You know that classic moment in "The Wicker Man", when Edward Woodward suddenly realizes that he's toast? That flicker of horrified realization: that's what MASTIFF sound like. For reasons that will become clear when you hear this horrifying slab of disgust, the British quintet sound very much like the right band for the right moment. Bilious with contempt for the state of things and utterly, remorselessly black-hearted from start to finish, "Leave Me The Ashes Of The Earth" is a sustained scream in the face of uncontrollable madness.
It's also a deeply fucking weird record. "The Hiss" should go down in extreme metal history as one of the most disturbing opening tracks of all time. A slow-motion nightmare, crippled with distortion and disintegrating in real time, it slithers and spirals like some hideous, coiled discharge belched from Cthulhu's spiny rectum, offering nothing but dismay and psychosis as reward. With that atmosphere of crazed dread established, MASTIFF truly let rip on "Fail": a rush of tumbling skulls and sledgehammer force, it showcases an enhanced upgrade for the muscular slurry that made this band such an irresistible underground concern via previous albums "Plague" (2019) and "Wrank" (2016, both released via APF RECORDS). Whether through a bigger production or simply a surfeit of hateful energy, "Leave Me The Ashes Of The Earth" is a heavyweight statement, and the unapologetic lack of anything remotely commercial or accessible makes that statement all the more potent.
One might even suggest that eONE have been exceptionally brave in signing a band whose music may cause more sensitive listeners to run shrieking from the room. But since the era demands it, MASTIFF have proudly upped the ugliness, banished all light and delivered songs like "Midnight Creeper" and "Futile", monochrome, murderous torrents of sickening, crusty riffing, dense with extraneous, amorphous noise and the omnipresent threat of violence.

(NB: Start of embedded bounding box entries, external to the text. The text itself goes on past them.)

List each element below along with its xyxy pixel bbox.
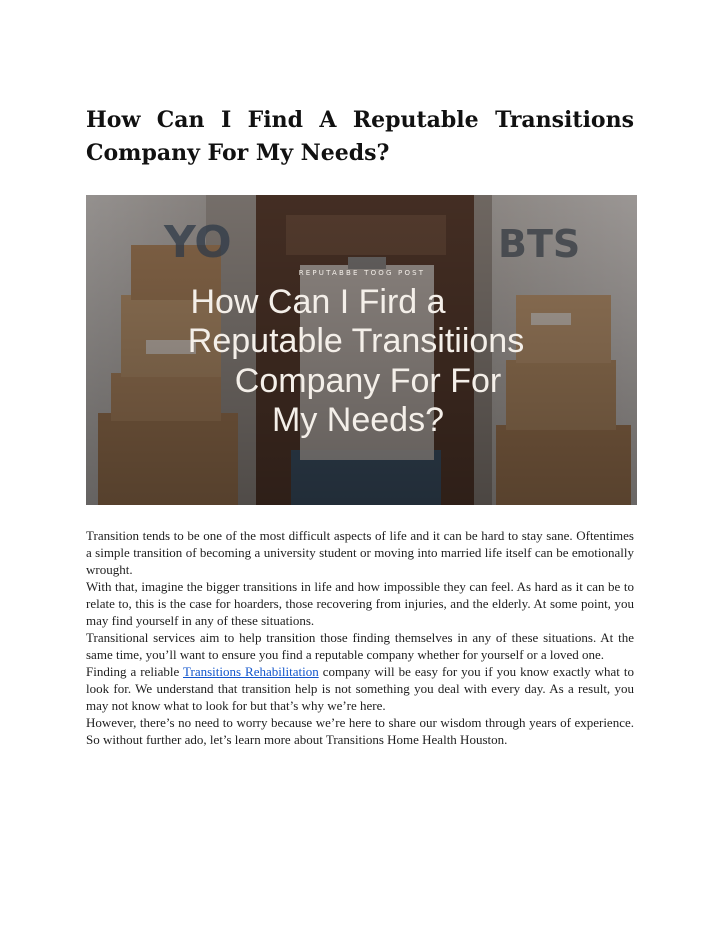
hero-headline-line-2: Reputable Transitiions <box>187 322 525 360</box>
paragraph-1: Transition tends to be one of the most difficult aspects of life and it can be hard to stay sane. Oftentimes a simple transition of becoming a university student or moving into married life itself can be emotionally wrought. <box>86 528 634 577</box>
paragraph-2: With that, imagine the bigger transitions in life and how impossible they can feel. As hard as it can be to relate to, this is the case for hoarders, those recovering from injuries, and the elderly. At some point, you may find yourself in any of these situations. <box>86 579 634 628</box>
paragraph-4-end: company will be easy for you if you know exactly what to look for. We understand that transition help is not something you deal with every day. As a result, you may not know what to look for but that’s why we’re here. <box>86 664 634 713</box>
paragraph-5: However, there’s no need to worry because we’re here to share our wisdom through years of experience. So without further ado, let’s learn more about Transitions Home Health Houston. <box>86 715 634 747</box>
page-title: How Can I Find A Reputable Transitions Company For My Needs? <box>86 107 634 166</box>
hero-image <box>86 195 637 505</box>
paragraph-4-start: Finding a reliable <box>86 664 183 679</box>
transitions-rehabilitation-link[interactable]: Transitions Rehabilitation <box>183 664 319 679</box>
truck-left-lettering: YO <box>164 217 232 268</box>
truck-right-lettering: BTS <box>498 222 581 266</box>
hero-badge: REPUTABBE TOOG POST <box>298 269 426 277</box>
article-body <box>86 527 634 748</box>
hero-headline-line-1: How Can I Fird a <box>190 283 446 321</box>
hero-headline-line-3: Company For For <box>234 362 502 400</box>
paragraph-4 <box>86 663 634 714</box>
hero-headline-line-4: My Needs? <box>272 401 444 439</box>
paragraph-3: Transitional services aim to help transition those finding themselves in any of these situations. At the same time, you’ll want to ensure you find a reputable company whether for yourself or a loved one. <box>86 630 634 662</box>
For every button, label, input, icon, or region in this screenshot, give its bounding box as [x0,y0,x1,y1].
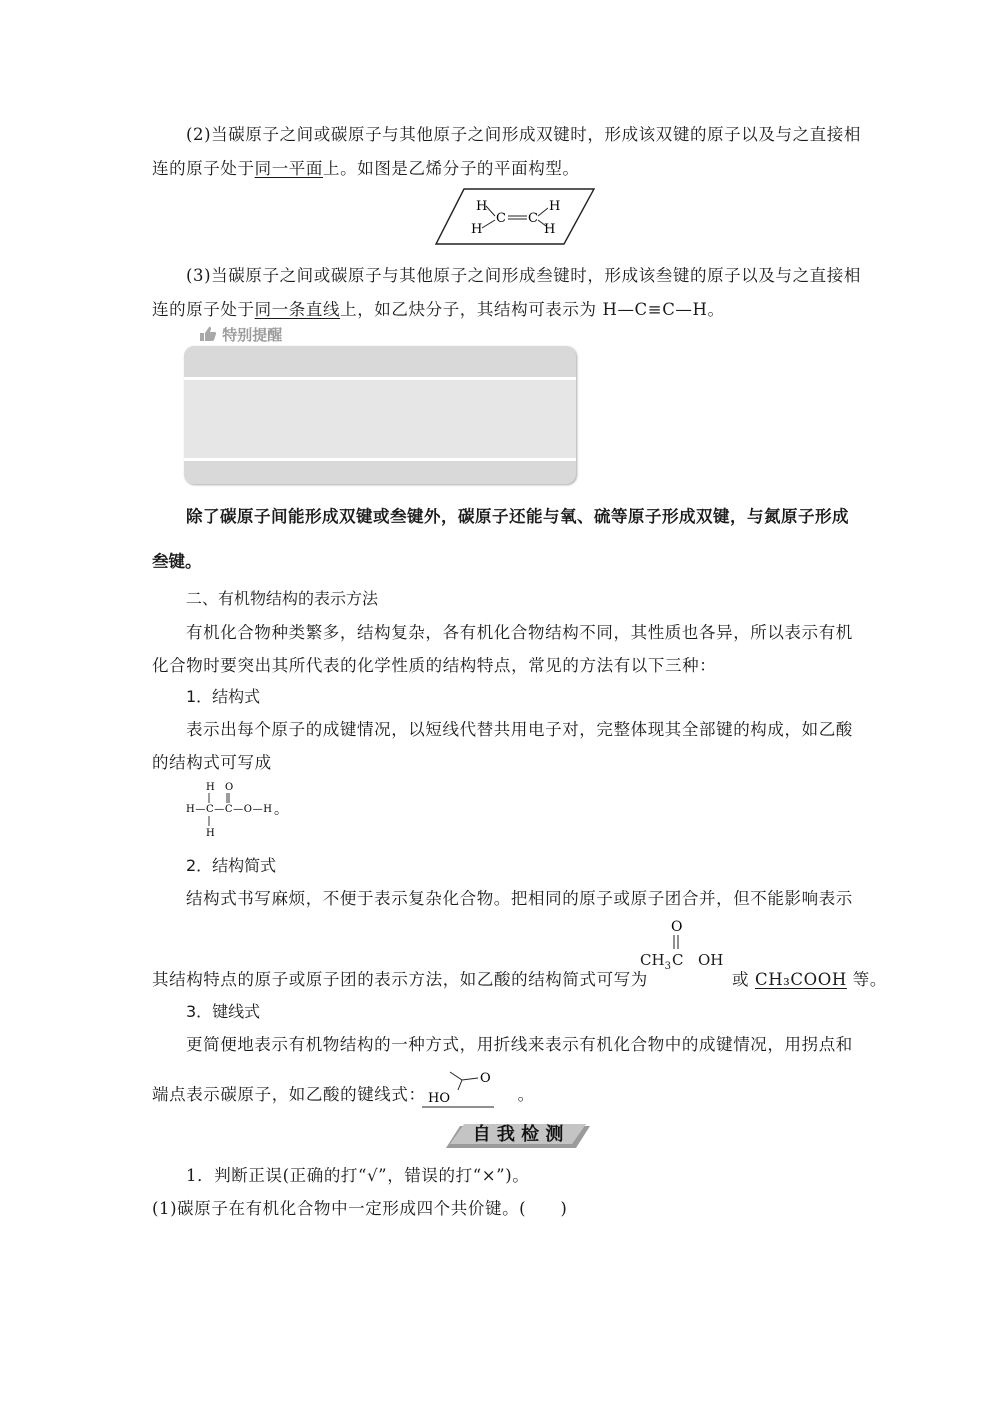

Admittedly, a song title like "Beige Sabbath" does confirm that the Brits are not entirely incapable of having a giggle, but the song itself is no joke: two minutes of bloody-eyed belligerence and hell-for-leather grind, delivered with so much venom that you can almost hear vocalist Jim Hodge's eyeballs bursting. Heaviest of all, the suffocated slither of doomy closer "Lung Rust" eradicates any final pleas for clemency, MASTIFF's scabbiest riffs conspiring to make the descent into Hell as excruciating as possible.
If you need cheering up, this may not be the best place to start. Unless, of course, the sound of the world consuming itself from the inside out and spitting in the face of humanity is your idea of a good time. And it might as well be. Being crushed has never felt better.